Management thus focused on financial education (PNL, churn, LTV, CAC…), through training and regular rituals. Solène Claoué explains that the leadership team has a monthly in-depth time with the COMEX to understand the “why” behind decisions and subsequently cascade the information with context.

Identifying “blind spots”: staying connected to the frontline

Beyond the big messages, several practices stand out as “anti-blind spots”:

  • At Orisha: monthly breakfast with employees, monthly lunch with randomly selected staff, to capture weak signals and stay connected to the ground.

    Transcripts strategy and culture

  • At Deezer: unfiltered Q&A, a monthly open hour with the CEO, and the protection of structuring cultural symbols like the Deezer Band, decided at a management level when tensions arise around the studio’s use.
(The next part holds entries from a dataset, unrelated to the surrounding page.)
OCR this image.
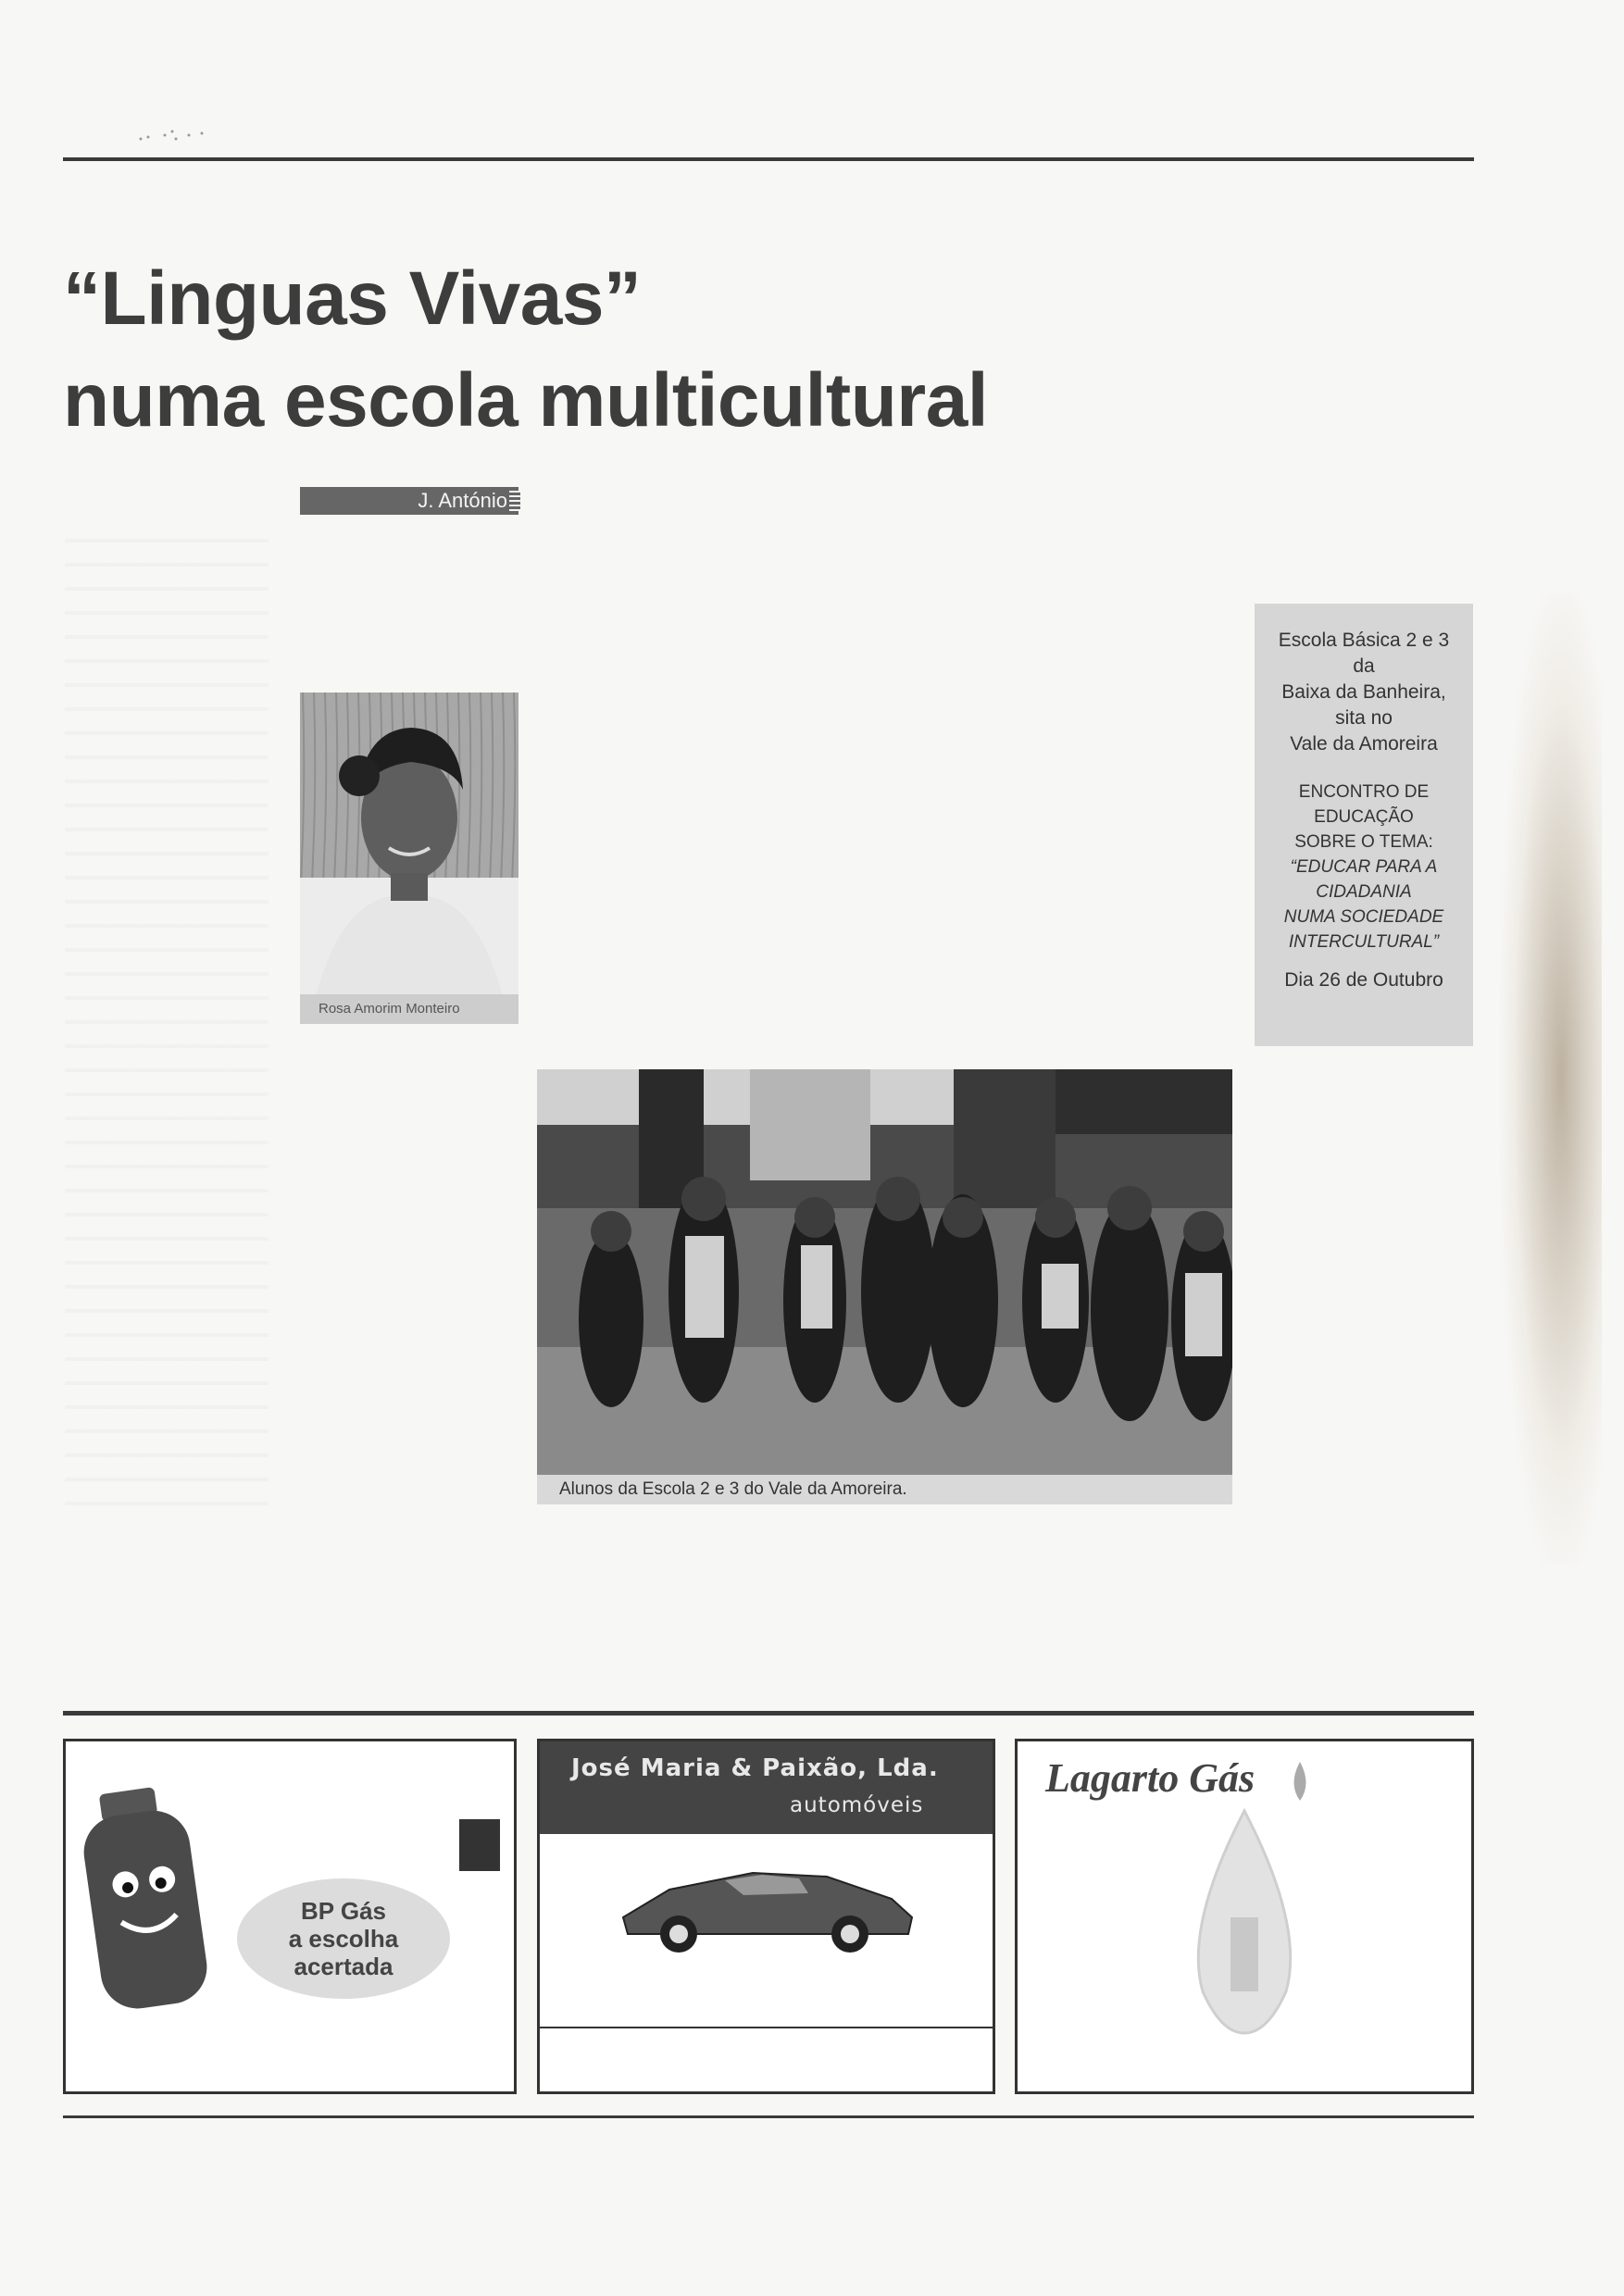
“Linguas Vivas”
numa escola multicultural
J. António
Rosa Amorim Monteiro

Escola Básica 2 e 3

da

Baixa da Banheira,

sita no

Vale da Amoreira

ENCONTRO DE

EDUCAÇÃO

SOBRE O TEMA:

“EDUCAR PARA A

CIDADANIA

NUMA SOCIEDADE

INTERCULTURAL”

Dia 26 de Outubro

Alunos da Escola 2 e 3 do Vale da Amoreira.
BP Gás
a escolha
acertada
José Maria & Paixão, Lda.
automóveis
Lagarto Gás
    Transcripts strategy and culture

  • At Orisha: establishment of a “COMEX alliance” (a sub-culture of top management functioning), with explicit rules and a “gimmick gesture” to signal when someone steps out of line, a way to correct without dramatizing.

In conclusion

This The Dots Connect reminds us of a too-often forgotten truth: culture is not what we say, it’s what gets repeated - in rituals, decisions, recruiting, transparency, and the way the COMEX behaves itself.
Orisha and Deezer show two different paths (build-up vs iconic brand, B2B vs B2C), but the same lesson: when piloted from the top and translated into concrete systems, culture becomes a strategic execution lever rather than a blind spot.